More than a shutdown stalemate - Trump agenda sputters in Congress

As President Donald Trump and Democrats in Congress try to settle their differences over funding for border security and immigration following a bitter 35 day partial government shutdown standoff, there is little moving forward in the Congress on President Trump's legislative agenda, which has essentially been on hold since before the 2018 election.

While the President was able to win approval in 2017 of his signature tax cutting plan, his record on other big items has been more mixed, as the GOP-led Congress was unable to do anything to dramatically change the Obama health law, and did little to win money for Mr. Trump's proposed border wall.

Here are five items where swift action isn't happening for the White House:

1. New NAFTA deal still not before Congress. President Trump keeps talking about how the new trade deal among the U.S., Canada, and Mexico will bring in more money to the U.S. economy - and in a sense - "pay" for a border wall. Except the problem with that logic is simple - you can't have a new trade agreement in place if it's not approved by the Congress. So far, the President has not submitted the language to lawmakers for their approval, as he has threatened to withdraw from the existing NAFTA deal in order to force the hand of Congress. "If he withdraws from NAFTA it would be crushing to U.S. agriculture," said American Farm Bureau chief Zippy Duvall. While the President talks a lot about the new NAFTA - the USMCA - he still hasn't handed it off to lawmakers yet in the House and Senate. It was signed on November 30, 2018.
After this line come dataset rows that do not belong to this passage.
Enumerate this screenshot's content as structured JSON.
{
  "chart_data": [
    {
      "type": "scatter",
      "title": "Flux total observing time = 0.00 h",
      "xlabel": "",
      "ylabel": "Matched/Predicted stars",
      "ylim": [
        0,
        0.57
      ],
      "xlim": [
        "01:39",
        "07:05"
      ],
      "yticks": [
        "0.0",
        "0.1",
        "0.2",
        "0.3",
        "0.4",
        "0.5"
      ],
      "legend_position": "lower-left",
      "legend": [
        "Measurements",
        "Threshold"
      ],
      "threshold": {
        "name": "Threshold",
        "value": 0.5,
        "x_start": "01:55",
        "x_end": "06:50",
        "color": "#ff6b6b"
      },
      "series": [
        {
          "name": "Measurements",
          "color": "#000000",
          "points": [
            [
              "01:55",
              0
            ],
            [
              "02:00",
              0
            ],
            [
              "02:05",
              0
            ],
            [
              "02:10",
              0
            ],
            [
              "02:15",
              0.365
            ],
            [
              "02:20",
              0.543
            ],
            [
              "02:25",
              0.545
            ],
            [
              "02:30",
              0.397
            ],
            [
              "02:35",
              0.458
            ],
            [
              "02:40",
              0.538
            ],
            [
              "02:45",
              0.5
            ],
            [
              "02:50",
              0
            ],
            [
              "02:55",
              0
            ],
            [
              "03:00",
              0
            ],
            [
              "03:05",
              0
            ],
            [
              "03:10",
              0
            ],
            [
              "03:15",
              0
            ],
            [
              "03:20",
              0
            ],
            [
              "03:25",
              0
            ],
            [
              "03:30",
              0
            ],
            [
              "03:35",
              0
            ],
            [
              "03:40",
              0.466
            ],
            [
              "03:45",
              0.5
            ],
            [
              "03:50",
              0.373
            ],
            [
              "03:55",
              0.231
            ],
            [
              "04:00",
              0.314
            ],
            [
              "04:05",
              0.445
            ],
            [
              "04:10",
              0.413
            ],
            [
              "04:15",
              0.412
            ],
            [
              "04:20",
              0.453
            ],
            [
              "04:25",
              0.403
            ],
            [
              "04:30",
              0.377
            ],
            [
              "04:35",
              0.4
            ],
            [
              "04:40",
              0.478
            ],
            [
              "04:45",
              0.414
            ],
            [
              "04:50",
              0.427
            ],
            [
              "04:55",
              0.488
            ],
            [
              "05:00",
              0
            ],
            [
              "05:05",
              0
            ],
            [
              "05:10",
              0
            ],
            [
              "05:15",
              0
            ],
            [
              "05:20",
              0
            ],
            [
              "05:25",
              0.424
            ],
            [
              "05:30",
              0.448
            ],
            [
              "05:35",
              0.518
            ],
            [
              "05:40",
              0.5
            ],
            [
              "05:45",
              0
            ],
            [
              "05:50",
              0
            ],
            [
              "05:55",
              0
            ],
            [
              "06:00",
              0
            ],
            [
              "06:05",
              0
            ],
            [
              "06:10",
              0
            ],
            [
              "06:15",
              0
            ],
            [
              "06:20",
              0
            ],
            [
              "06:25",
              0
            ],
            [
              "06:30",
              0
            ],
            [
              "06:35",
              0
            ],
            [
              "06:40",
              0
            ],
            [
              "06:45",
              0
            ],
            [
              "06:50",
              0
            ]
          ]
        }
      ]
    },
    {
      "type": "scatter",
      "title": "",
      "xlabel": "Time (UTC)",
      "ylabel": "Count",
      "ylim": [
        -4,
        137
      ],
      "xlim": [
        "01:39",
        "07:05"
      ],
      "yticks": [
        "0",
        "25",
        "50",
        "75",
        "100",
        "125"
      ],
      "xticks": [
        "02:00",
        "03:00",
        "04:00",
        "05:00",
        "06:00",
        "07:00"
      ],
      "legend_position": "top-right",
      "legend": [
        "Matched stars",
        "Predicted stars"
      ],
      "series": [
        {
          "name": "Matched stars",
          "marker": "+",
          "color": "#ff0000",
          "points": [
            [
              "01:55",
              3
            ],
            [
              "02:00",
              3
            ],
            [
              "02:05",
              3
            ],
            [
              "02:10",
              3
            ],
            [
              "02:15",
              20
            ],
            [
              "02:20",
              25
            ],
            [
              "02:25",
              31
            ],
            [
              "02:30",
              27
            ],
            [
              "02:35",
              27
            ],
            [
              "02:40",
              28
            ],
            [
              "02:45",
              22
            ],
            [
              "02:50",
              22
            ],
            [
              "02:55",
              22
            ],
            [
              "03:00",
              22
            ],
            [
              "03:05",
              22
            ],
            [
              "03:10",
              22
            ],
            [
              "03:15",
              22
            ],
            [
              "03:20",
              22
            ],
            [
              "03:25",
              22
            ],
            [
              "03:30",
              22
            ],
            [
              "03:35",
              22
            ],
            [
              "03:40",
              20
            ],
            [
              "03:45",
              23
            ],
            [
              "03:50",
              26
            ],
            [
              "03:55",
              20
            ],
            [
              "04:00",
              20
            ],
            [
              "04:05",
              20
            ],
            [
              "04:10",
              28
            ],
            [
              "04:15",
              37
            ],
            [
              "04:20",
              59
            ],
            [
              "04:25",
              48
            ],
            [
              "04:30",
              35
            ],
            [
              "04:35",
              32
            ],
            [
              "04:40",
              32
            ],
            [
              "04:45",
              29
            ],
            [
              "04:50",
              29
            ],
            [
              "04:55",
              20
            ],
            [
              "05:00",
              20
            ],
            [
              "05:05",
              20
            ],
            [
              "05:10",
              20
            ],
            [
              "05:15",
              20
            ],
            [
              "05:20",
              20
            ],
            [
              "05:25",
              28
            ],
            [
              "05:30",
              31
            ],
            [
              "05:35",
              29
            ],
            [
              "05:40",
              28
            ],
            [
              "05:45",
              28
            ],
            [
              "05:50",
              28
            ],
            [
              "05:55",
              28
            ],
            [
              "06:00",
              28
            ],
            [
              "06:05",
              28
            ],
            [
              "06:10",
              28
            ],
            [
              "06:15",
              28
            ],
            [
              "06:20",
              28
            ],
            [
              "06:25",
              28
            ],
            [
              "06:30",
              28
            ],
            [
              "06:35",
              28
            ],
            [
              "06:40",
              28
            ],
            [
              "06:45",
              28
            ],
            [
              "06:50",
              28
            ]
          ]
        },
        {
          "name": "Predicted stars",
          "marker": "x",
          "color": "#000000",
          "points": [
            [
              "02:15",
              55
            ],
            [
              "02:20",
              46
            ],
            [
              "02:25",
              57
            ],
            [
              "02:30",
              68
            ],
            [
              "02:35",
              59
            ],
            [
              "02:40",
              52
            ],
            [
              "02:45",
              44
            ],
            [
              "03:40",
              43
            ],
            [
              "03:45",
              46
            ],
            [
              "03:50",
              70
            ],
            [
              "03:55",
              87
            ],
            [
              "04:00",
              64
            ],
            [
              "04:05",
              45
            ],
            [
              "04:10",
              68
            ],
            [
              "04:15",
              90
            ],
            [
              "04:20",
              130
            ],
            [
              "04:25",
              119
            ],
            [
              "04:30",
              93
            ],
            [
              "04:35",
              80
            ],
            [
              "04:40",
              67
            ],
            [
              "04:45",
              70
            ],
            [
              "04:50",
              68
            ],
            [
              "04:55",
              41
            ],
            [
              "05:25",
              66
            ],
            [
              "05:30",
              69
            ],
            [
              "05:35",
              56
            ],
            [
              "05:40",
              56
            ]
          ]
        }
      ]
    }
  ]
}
2. Trump backed plan for new tariff powers falls flat in Congress. With lawmakers in both parties already aggravated by President Trump's trade actions - which have resulted in retaliatory tariffs on farmers, the steel and aluminum industries, and caused collateral economic problems for businesses linked to those - the Trump Administration has asked for new powers in a bill called the "Reciprocal Trade Act." The 17 page plan is fairly simple - if the U.S. finds that other countries are charging higher tariffs than we are on certain products, then the President can quickly move to raise import duties on identical items being imported into the United States. The idea was denounced by the conservative group Club for Growth in recent days, arguing the bill allows the President to "unilaterally increase taxes on Americans who buy goods and services from foreign sources." And the group went after the 18 GOP lawmakers who endorsed it.

3. Only one federal judge confirmed since mid-October. While Republicans have rightly celebrated the strong pace of judicial confirmations by the Senate in 2017 and 2018, that's come to a screeching halt in recent months. Since the Senate left town in October for the November eletions, only one federal judge nominated by President Trump has been confirmed by the U.S. Senate. The end of the 115th Congress meant the President had to start over again with his nominees, further delaying action. The work begins anew on Tuesday, as the Senate Judiciary Committee takes up the nominations of 44 different judges picked by President Trump. The White House had hoped to get more judicial nominees approved at the end of 2018 - but like a bill to fund the government - that didn't happen.

4. Still no signs of a Trump infrastructure bill. The President has been in office for over two years now, and has often talked up his plans for a major infrastructure bill - but nothing to pump new money into road and bridge construction has surfaced from the Trump Administration, other than talk of a public-private investment partnership, which was never acted on by the GOP Congress in 2017 or 2018. There were recent press reports that the President was again talking about unveiling a plan - but that's been the story since he took the oath of office in January of 2017. Democrats have talked about a bipartisan compromise with the President infrastructure, but that still seems to be a long shot, given opposition to the idea of new road and bridge spending among many Republicans in Congress.

5. Senate at a standstill for almost all of January. As GOP leaders spent the last few weeks fending off efforts by Democrats to vote on measures related to the partial government shutdown, nothing else of note was acted upon by Senators. Republicans had hoped to start the month by acting on a foreign policy bill dealing with the Mideast, but Democrats blocked that, arguing that nothing should be addressed on the Senate floor except the shutdown. Finally, last Thursday, the Senate Majority Leader allowed votes related to the shutdown - and now that Mideast policy bill should come up this week. This bill was on the schedule at the start of this year, but hasn't seen the light of day because of the shutdown. It's a reminder that many lawmakers feel shutdowns aren't the best way to exert legislative leverage on Capitol Hill.

Will the showdown over money for border security be different? Lawmakers - and the White House - face a February 15 funding deadline for an agreemnet, or there could be another partial government shutdown.